Dinâmica prática sobre Phishing e Engenharia Social
Como última atividade do evento, Glauco Sampaio, CEO da empresa Beephish, comandou uma oficina prática sobre phishing e engenharia social. Os participantes simularam tentativas de ataque e aprenderam a identificar e-mails fraudulentos, mensagens enganosas e armadilhas digitais. Na sequência, os grupos debateram e apresentaram propostas para elevar a maturidade em TIC no Sistema CFQ/CRQs, destacando a necessidade de políticas contínuas de conscientização, simulações periódicas e consolidação de uma cultura de segurança baseada na responsabilidade compartilhada.

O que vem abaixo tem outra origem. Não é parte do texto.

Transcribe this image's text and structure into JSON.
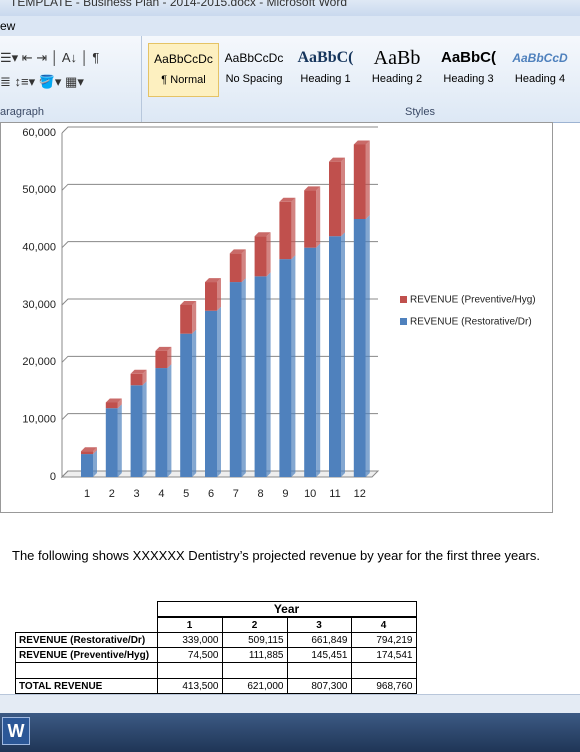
{
  "window": {
    "title": "TEMPLATE - Business Plan - 2014-2015.docx - Microsoft Word",
    "tab": "ew"
  },
  "ribbon": {
    "paragraph_group": "aragraph",
    "styles_group": "Styles",
    "styles": [
      {
        "preview": "AaBbCcDc",
        "name": "¶ Normal"
      },
      {
        "preview": "AaBbCcDc",
        "name": "No Spacing"
      },
      {
        "preview": "AaBbC(",
        "name": "Heading 1"
      },
      {
        "preview": "AaBb",
        "name": "Heading 2"
      },
      {
        "preview": "AaBbC(",
        "name": "Heading 3"
      },
      {
        "preview": "AaBbCcD",
        "name": "Heading 4"
      }
    ]
  },
  "chart_data": {
    "type": "bar",
    "stacked": true,
    "categories": [
      "1",
      "2",
      "3",
      "4",
      "5",
      "6",
      "7",
      "8",
      "9",
      "10",
      "11",
      "12"
    ],
    "series": [
      {
        "name": "REVENUE (Restorative/Dr)",
        "color": "#4f81bd",
        "values": [
          4000,
          12000,
          16000,
          19000,
          25000,
          29000,
          34000,
          35000,
          38000,
          40000,
          42000,
          45000
        ]
      },
      {
        "name": "REVENUE (Preventive/Hyg)",
        "color": "#c0504d",
        "values": [
          500,
          1000,
          2000,
          3000,
          5000,
          5000,
          5000,
          7000,
          10000,
          10000,
          13000,
          13000
        ]
      }
    ],
    "ylim": [
      0,
      60000
    ],
    "yticks": [
      0,
      {
        "value": 10000,
        "label": "10,000"
      },
      {
        "value": 20000,
        "label": "20,000"
      },
      {
        "value": 30000,
        "label": "30,000"
      },
      {
        "value": 40000,
        "label": "40,000"
      },
      {
        "value": 50000,
        "label": "50,000"
      },
      {
        "value": 60000,
        "label": "60,000"
      }
    ],
    "grid": true,
    "legend": "right"
  },
  "paragraph": "The following shows XXXXXX Dentistry’s projected revenue by year for the first three years.",
  "table": {
    "group_header": "Year",
    "columns": [
      "1",
      "2",
      "3",
      "4"
    ],
    "rows": [
      [
        "REVENUE (Restorative/Dr)",
        "339,000",
        "509,115",
        "661,849",
        "794,219"
      ],
      [
        "REVENUE (Preventive/Hyg)",
        "74,500",
        "111,885",
        "145,451",
        "174,541"
      ],
      [
        "TOTAL REVENUE",
        "413,500",
        "621,000",
        "807,300",
        "968,760"
      ]
    ]
  }
}
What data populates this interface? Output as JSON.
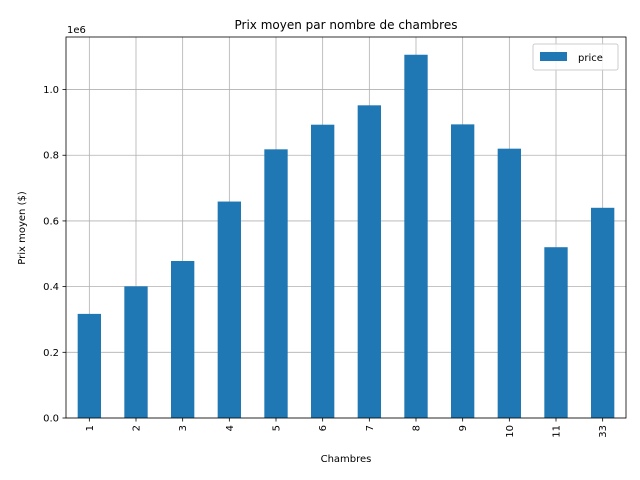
{
  "chart_data": {
    "type": "bar",
    "title": "Prix moyen par nombre de chambres",
    "xlabel": "Chambres",
    "ylabel": "Prix moyen ($)",
    "y_offset_label": "1e6",
    "categories": [
      "1",
      "2",
      "3",
      "4",
      "5",
      "6",
      "7",
      "8",
      "9",
      "10",
      "11",
      "33"
    ],
    "series": [
      {
        "name": "price",
        "color": "#1f77b4",
        "values": [
          317000,
          401000,
          478000,
          659000,
          818000,
          893000,
          952000,
          1106000,
          894000,
          820000,
          520000,
          640000
        ]
      }
    ],
    "ylim": [
      0,
      1160000
    ],
    "yticks": [
      0,
      200000,
      400000,
      600000,
      800000,
      1000000
    ],
    "ytick_labels": [
      "0.0",
      "0.2",
      "0.4",
      "0.6",
      "0.8",
      "1.0"
    ],
    "grid": true,
    "legend_position": "top-right",
    "x_tick_rotation": "vertical"
  }
}
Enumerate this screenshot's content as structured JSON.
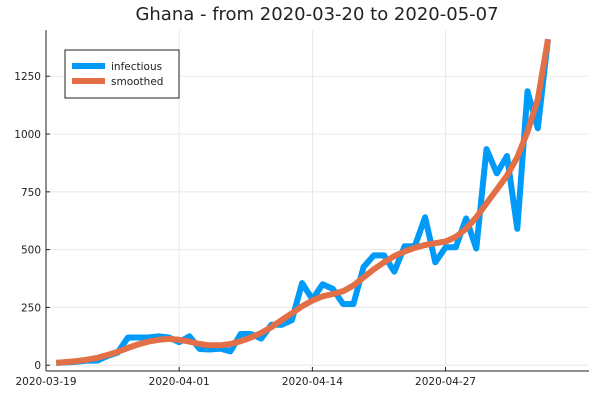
{
  "chart_data": {
    "type": "line",
    "title": "Ghana - from 2020-03-20 to 2020-05-07",
    "xlabel": "",
    "ylabel": "",
    "x_start": "2020-03-20",
    "x_end": "2020-05-07",
    "xlim": [
      "2020-03-19",
      "2020-05-11"
    ],
    "ylim": [
      -25,
      1450
    ],
    "x_ticks": [
      {
        "date": "2020-03-19",
        "label": "2020-03-19"
      },
      {
        "date": "2020-04-01",
        "label": "2020-04-01"
      },
      {
        "date": "2020-04-14",
        "label": "2020-04-14"
      },
      {
        "date": "2020-04-27",
        "label": "2020-04-27"
      }
    ],
    "y_ticks": [
      0,
      250,
      500,
      750,
      1000,
      1250
    ],
    "grid": true,
    "legend_position": "top-left",
    "series": [
      {
        "name": "infectious",
        "color": "#009af9",
        "points": [
          [
            "2020-03-20",
            10
          ],
          [
            "2020-03-21",
            12
          ],
          [
            "2020-03-22",
            15
          ],
          [
            "2020-03-23",
            20
          ],
          [
            "2020-03-24",
            20
          ],
          [
            "2020-03-25",
            40
          ],
          [
            "2020-03-26",
            55
          ],
          [
            "2020-03-27",
            120
          ],
          [
            "2020-03-28",
            120
          ],
          [
            "2020-03-29",
            120
          ],
          [
            "2020-03-30",
            125
          ],
          [
            "2020-03-31",
            120
          ],
          [
            "2020-04-01",
            100
          ],
          [
            "2020-04-02",
            125
          ],
          [
            "2020-04-03",
            70
          ],
          [
            "2020-04-04",
            68
          ],
          [
            "2020-04-05",
            72
          ],
          [
            "2020-04-06",
            60
          ],
          [
            "2020-04-07",
            135
          ],
          [
            "2020-04-08",
            135
          ],
          [
            "2020-04-09",
            115
          ],
          [
            "2020-04-10",
            175
          ],
          [
            "2020-04-11",
            175
          ],
          [
            "2020-04-12",
            195
          ],
          [
            "2020-04-13",
            355
          ],
          [
            "2020-04-14",
            285
          ],
          [
            "2020-04-15",
            350
          ],
          [
            "2020-04-16",
            330
          ],
          [
            "2020-04-17",
            265
          ],
          [
            "2020-04-18",
            265
          ],
          [
            "2020-04-19",
            425
          ],
          [
            "2020-04-20",
            475
          ],
          [
            "2020-04-21",
            475
          ],
          [
            "2020-04-22",
            405
          ],
          [
            "2020-04-23",
            515
          ],
          [
            "2020-04-24",
            515
          ],
          [
            "2020-04-25",
            640
          ],
          [
            "2020-04-26",
            445
          ],
          [
            "2020-04-27",
            510
          ],
          [
            "2020-04-28",
            510
          ],
          [
            "2020-04-29",
            635
          ],
          [
            "2020-04-30",
            505
          ],
          [
            "2020-05-01",
            935
          ],
          [
            "2020-05-02",
            830
          ],
          [
            "2020-05-03",
            905
          ],
          [
            "2020-05-04",
            590
          ],
          [
            "2020-05-05",
            1185
          ],
          [
            "2020-05-06",
            1025
          ],
          [
            "2020-05-07",
            1410
          ]
        ]
      },
      {
        "name": "smoothed",
        "color": "#e26f46",
        "points": [
          [
            "2020-03-20",
            10
          ],
          [
            "2020-03-21",
            14
          ],
          [
            "2020-03-22",
            18
          ],
          [
            "2020-03-23",
            24
          ],
          [
            "2020-03-24",
            32
          ],
          [
            "2020-03-25",
            44
          ],
          [
            "2020-03-26",
            58
          ],
          [
            "2020-03-27",
            75
          ],
          [
            "2020-03-28",
            90
          ],
          [
            "2020-03-29",
            102
          ],
          [
            "2020-03-30",
            110
          ],
          [
            "2020-03-31",
            114
          ],
          [
            "2020-04-01",
            110
          ],
          [
            "2020-04-02",
            102
          ],
          [
            "2020-04-03",
            92
          ],
          [
            "2020-04-04",
            86
          ],
          [
            "2020-04-05",
            86
          ],
          [
            "2020-04-06",
            92
          ],
          [
            "2020-04-07",
            104
          ],
          [
            "2020-04-08",
            120
          ],
          [
            "2020-04-09",
            140
          ],
          [
            "2020-04-10",
            165
          ],
          [
            "2020-04-11",
            195
          ],
          [
            "2020-04-12",
            225
          ],
          [
            "2020-04-13",
            255
          ],
          [
            "2020-04-14",
            280
          ],
          [
            "2020-04-15",
            298
          ],
          [
            "2020-04-16",
            308
          ],
          [
            "2020-04-17",
            320
          ],
          [
            "2020-04-18",
            345
          ],
          [
            "2020-04-19",
            380
          ],
          [
            "2020-04-20",
            415
          ],
          [
            "2020-04-21",
            445
          ],
          [
            "2020-04-22",
            472
          ],
          [
            "2020-04-23",
            492
          ],
          [
            "2020-04-24",
            508
          ],
          [
            "2020-04-25",
            520
          ],
          [
            "2020-04-26",
            528
          ],
          [
            "2020-04-27",
            535
          ],
          [
            "2020-04-28",
            555
          ],
          [
            "2020-04-29",
            590
          ],
          [
            "2020-04-30",
            640
          ],
          [
            "2020-05-01",
            700
          ],
          [
            "2020-05-02",
            760
          ],
          [
            "2020-05-03",
            820
          ],
          [
            "2020-05-04",
            900
          ],
          [
            "2020-05-05",
            1010
          ],
          [
            "2020-05-06",
            1150
          ],
          [
            "2020-05-07",
            1410
          ]
        ]
      }
    ]
  }
}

Liderança e perspectiva estratégica
O encerramento do evento contou com a participação do presidente do CFQ, José de Ribamar Oliveira Filho, de membros da diretoria do CFQ, presidentes de CRQ´s e conselheiros ligados ao Sistema CFQ/CRQs. Foram destacadas a importância da segurança da informação e da inovação tecnológica como pilares para garantir eficiência, transparência e confiança nos serviços prestados à sociedade, reafirmando o compromisso do Sistema com a melhoria contínua e o planejamento estratégico integrado.
“Gostaria de parabenizar todos que participaram do evento, em especial nossos colegas de tecnologia da informação e comunicação que organizaram esses dois dias de reflexões. Uma das metas desta gestão é disponibilizar todas as informações sobre o nosso Sistema na palma das mãos de todos os químicos e de todos que utilizam nossos serviços. Mas para isso a segurança de nossas informações é essencial, e eventos como este fazem parte deste projeto”, concluiu José de Ribamar.